Klimageld statt CO2-Moratorium

Fazit: Bereits in der ersten Krise beschädigt die Bundesregierung eines ihrer wichtigsten Klimaschutz-Instrumente. Das geplante Einfrieren des CO2-Preises zeigt die Mutlosigkeit der Ampel beim Klimaschutz und ist gerade jetzt der falsche Schritt. Was wir brauchen, ist ein verlässlicher Anstieg des CO2-Preises, gekoppelt mit einem starken sozialen Ausgleichsmechanismus.

Konkret bedeutet das: Die Bundesregierung sollte das jährliche Anheben des CO2-Preises wie geplant umsetzen und Anfang 2023 das im Koalitionsvertrag angekündigte Klimageld einführen. Das Klimageld („Klimaprämie“) wirkt stark progressiv und entlastet vor allem Menschen mit niedrigem Einkommen. Es kann direkt aus den Einnahmen der CO2-Bepreisung finanziert werden.

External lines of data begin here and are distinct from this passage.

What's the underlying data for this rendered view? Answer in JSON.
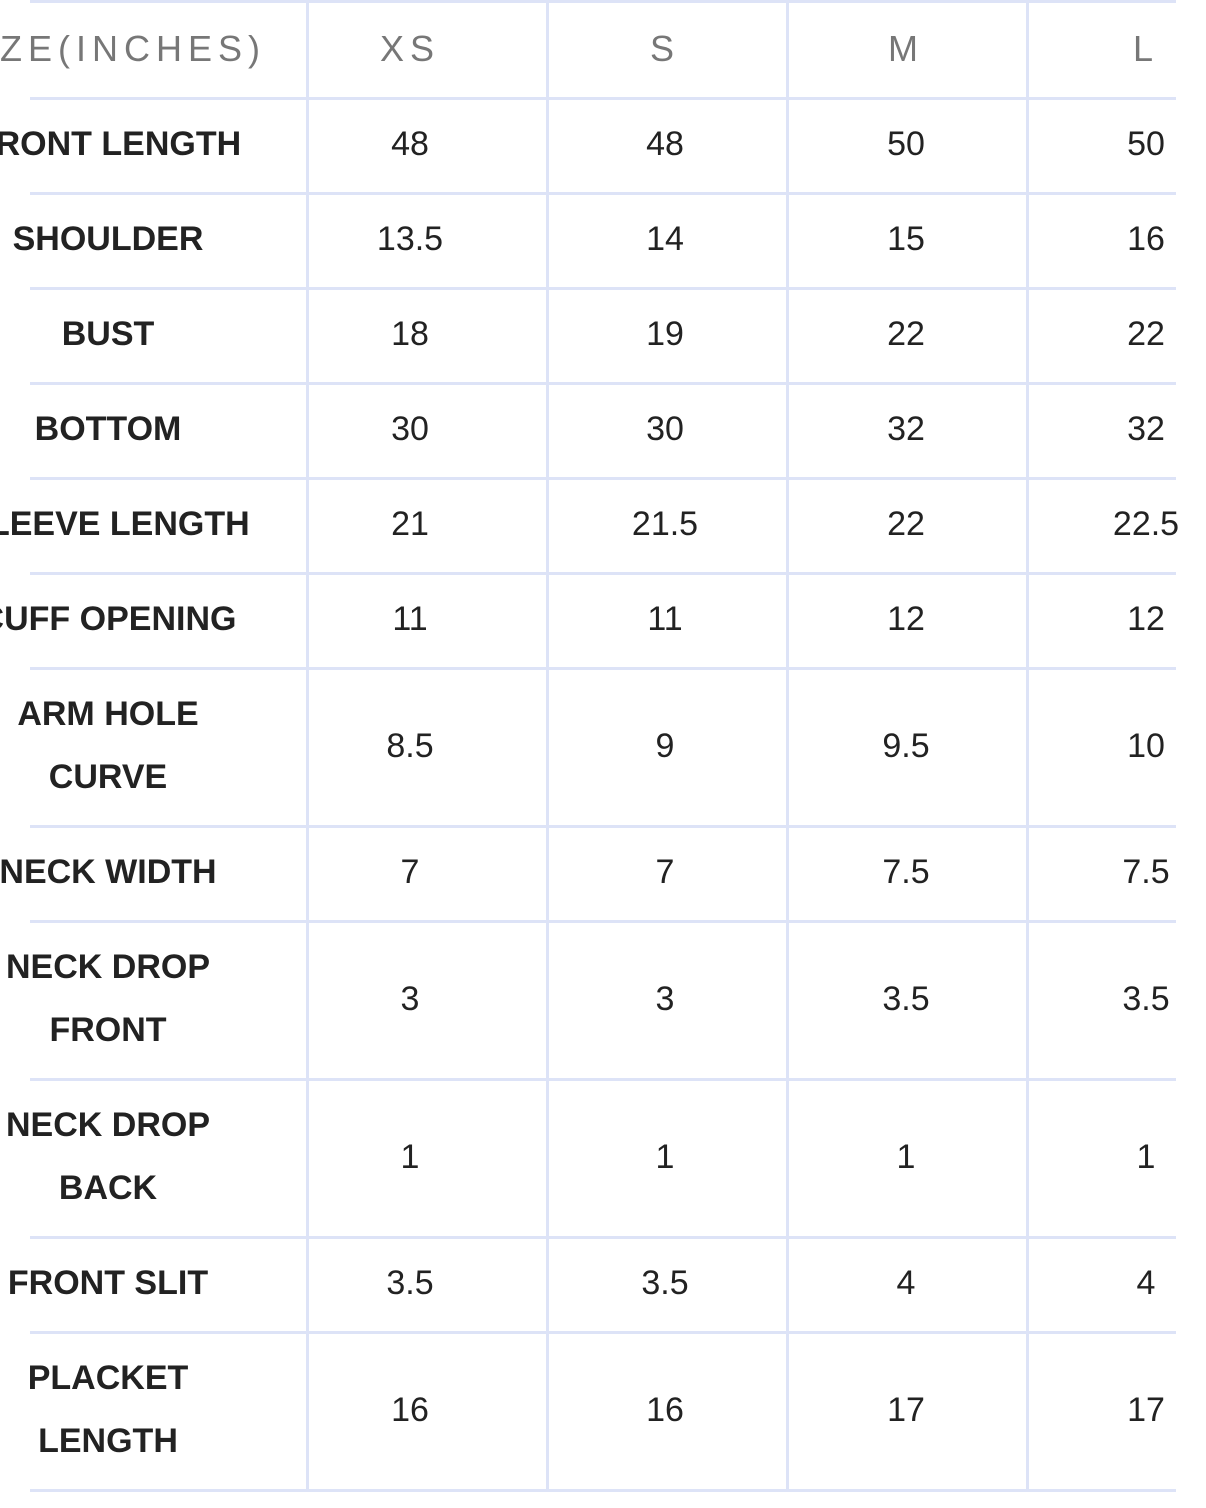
{
  "header": {
    "label": "SIZE(INCHES)",
    "sizes": [
      "XS",
      "S",
      "M",
      "L"
    ]
  },
  "rows": [
    {
      "label": "FRONT LENGTH",
      "values": [
        "48",
        "48",
        "50",
        "50"
      ]
    },
    {
      "label": "SHOULDER",
      "values": [
        "13.5",
        "14",
        "15",
        "16"
      ]
    },
    {
      "label": "BUST",
      "values": [
        "18",
        "19",
        "22",
        "22"
      ]
    },
    {
      "label": "BOTTOM",
      "values": [
        "30",
        "30",
        "32",
        "32"
      ]
    },
    {
      "label": "SLEEVE LENGTH",
      "values": [
        "21",
        "21.5",
        "22",
        "22.5"
      ]
    },
    {
      "label": "CUFF OPENING",
      "values": [
        "11",
        "11",
        "12",
        "12"
      ]
    },
    {
      "label": "ARM HOLE\nCURVE",
      "values": [
        "8.5",
        "9",
        "9.5",
        "10"
      ]
    },
    {
      "label": "NECK WIDTH",
      "values": [
        "7",
        "7",
        "7.5",
        "7.5"
      ]
    },
    {
      "label": "NECK DROP\nFRONT",
      "values": [
        "3",
        "3",
        "3.5",
        "3.5"
      ]
    },
    {
      "label": "NECK DROP\nBACK",
      "values": [
        "1",
        "1",
        "1",
        "1"
      ]
    },
    {
      "label": "FRONT SLIT",
      "values": [
        "3.5",
        "3.5",
        "4",
        "4"
      ]
    },
    {
      "label": "PLACKET\nLENGTH",
      "values": [
        "16",
        "16",
        "17",
        "17"
      ]
    }
  ],
  "colors": {
    "grid": "#dde3f7",
    "text": "#222222",
    "header_text": "#777777"
  }
}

Das Einfrieren des CO2-Preises würde dagegen einen Verzicht auf Einnahmen in Höhe von 1,5 Milliarden Euro bedeuten. Geld, das in die Klimaprämie fließen könnte und sollte – für sozialverträglichen Klimaschutz, von dem am Ende alle profitieren. Die Bundesregierung sollte nun vordringlich die Voraussetzungen für die Auszahlung der Prämie schaffen und durch eine schnelle Einführung des Klimagelds dafür sorgen, dass Klimaschutz und soziale Gerechtigkeit Hand in Hand gehen.